The Rebuttal Witnesses
How did this campy little show ever survive? With an assortment of silly "villains," bad acting, and goofy plots, Star Trek is a most ridiculous show. Bright, neon colors? GNDN pipes slapped randomly in corridors? A captain with a girl in every port? An actor with an odd stuttering speech impediment? What exactly is so captivating and enchanting about this space opera? You can espouse about those shows that were allegories for society's problems, you can revel in the delight of a global crew (men and women from all over the planet), and you can be happy with the exciting thoughts of exploring strange new worlds and seeking out new civilizations, but nothing will obstruct the simple fact that Star Trek is a campy, poorly executed, inane science-fiction show that has long outlived any useful life it may have had.

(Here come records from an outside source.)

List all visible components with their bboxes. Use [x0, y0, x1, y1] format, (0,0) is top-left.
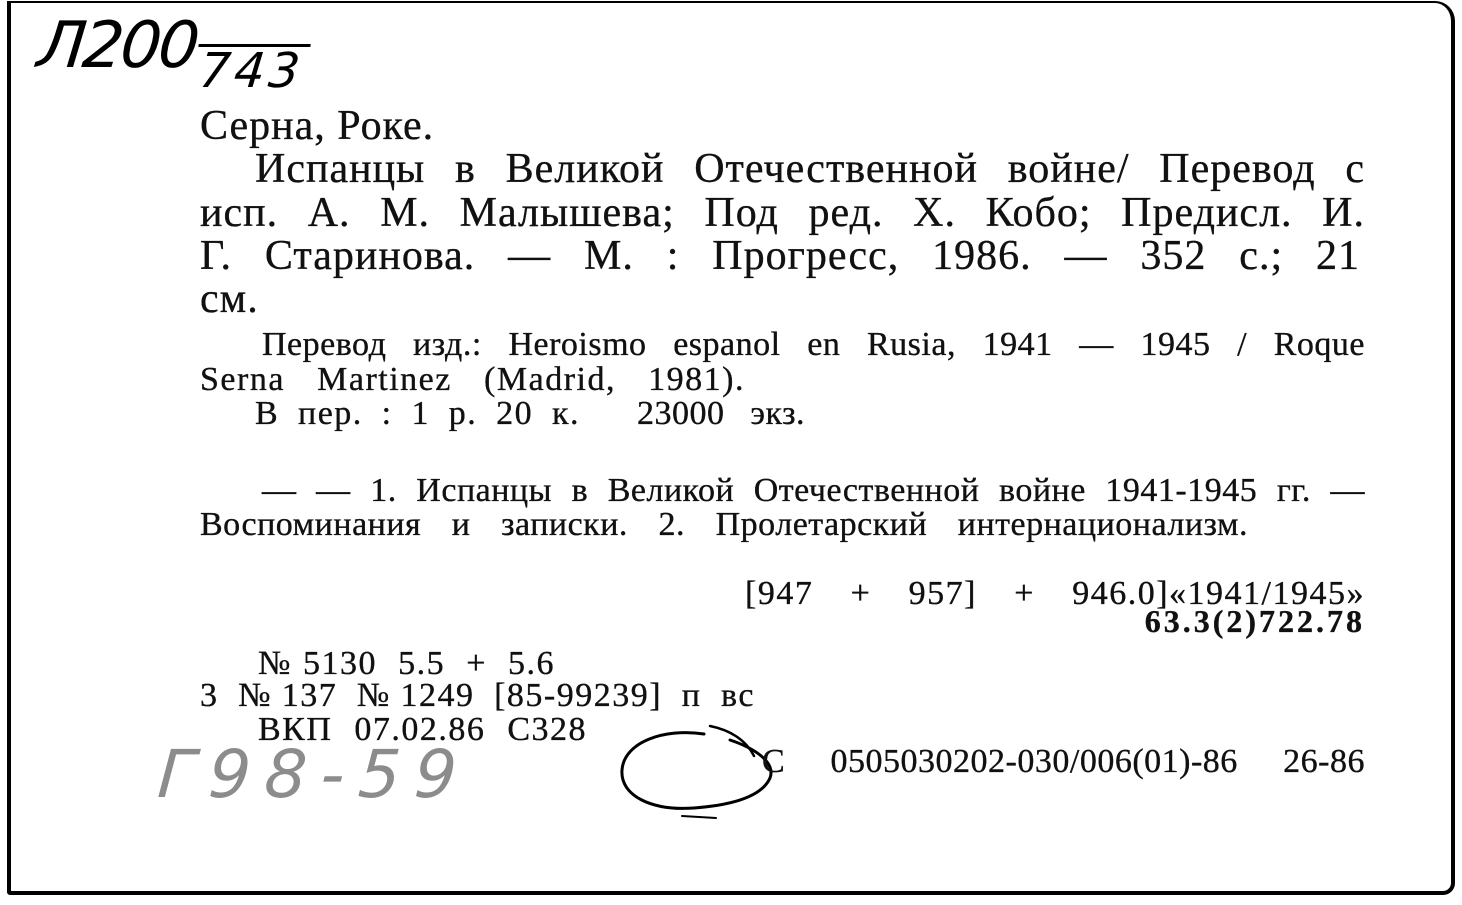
service-line-1: №5130 5.5 + 5.6: [258, 645, 555, 682]
author-heading: Серна, Роке.: [200, 103, 435, 149]
subject-line-1: — — 1. Испанцы в Великой Отечественной войне 1941-1945 гг. —: [262, 472, 1365, 509]
title-line-1: Испанцы в Великой Отечественной войне/ Перевод с: [255, 146, 1365, 192]
bbk-index: 63.3(2)722.78: [1144, 603, 1365, 639]
binding-price: В пер. : 1 р. 20 к.: [255, 395, 580, 432]
original-edition-line-1: Перевод изд.: Heroismo espanol en Rusia, 1941 — 1945 / Roque: [262, 326, 1365, 363]
title-line-2: исп. А. М. Малышева; Под ред. Х. Кобо; Предисл. И.: [200, 190, 1365, 236]
shelf-mark-number: 743: [193, 44, 310, 95]
print-run: 23000 экз.: [637, 395, 805, 432]
title-line-3: Г. Старинова. — М. : Прогресс, 1986. — 352 с.; 21: [200, 233, 1360, 279]
service-line-2: 3 №137 №1249 [85-99239] п вс: [200, 677, 755, 714]
oval-bottom-dash: [682, 816, 716, 818]
code-line: С 0505030202-030/006(01)-86 26-86: [762, 743, 1365, 780]
oval-loop-stroke: [622, 733, 771, 809]
shelf-mark-code: Л200: [34, 9, 201, 83]
subject-line-2: Воспоминания и записки. 2. Пролетарский интернационализм.: [200, 506, 1248, 543]
title-line-4: см.: [200, 276, 259, 322]
original-edition-line-2: Serna Martinez (Madrid, 1981).: [200, 361, 745, 398]
pencil-note: Г98-59: [155, 736, 474, 813]
udc-index: [947 + 957] + 946.0]«1941/1945»: [745, 575, 1365, 612]
service-line-3: ВКП 07.02.86 С328: [258, 711, 587, 748]
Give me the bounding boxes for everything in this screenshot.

Having been born in late 1970, I never saw TOS during its first run. When the first conventions popped up around the country, I was too young to attend. As avid a Trekkie I am today, I cannot recall how I first learned about this television show. My earliest memory of Trek comes from the release of The Wrath of Khan. I can vaguely recall that word had leaked that Spock would die; I think I knew who Spock was, so I must have known what Trek was too. But I don't know if I had seen the show in reruns yet, and I have no recollection of seeing The Motion Picture. But that is all irrelevant at this point, because at some point I did see TOS in syndication. I enjoyed the show, and it stuck with me, so that when The Next Generation came to be, I watched it as well.
I truly do believe that this season is the best of the TOS series. Too bad it can't be absolutely perfect and also include "Space Seed" and "The City on the Edge of Forever." That's too much to ask or hope for. If you have any hesitation about buying this set, don't. It's a great set with solid transfers, a nice assortment of bonus materials, excellent episodes, good menus, and slick packaging. If TOS is Greek to you, then pick up this season and give the second episode a spin. If at the end of these episodes you don't begin to understand why this show was so successful that it has spawned ten movies and four new series, then you're a silly person and I want nothing to do with you. When you're done, you'll understand why Kirk will always be the captain, and William Shatner will always be allowed to ride this gravy train.
All charges against Star Trek: The Original Series, Second Season are hereby dismissed. Mr. Sulu, warp factor one.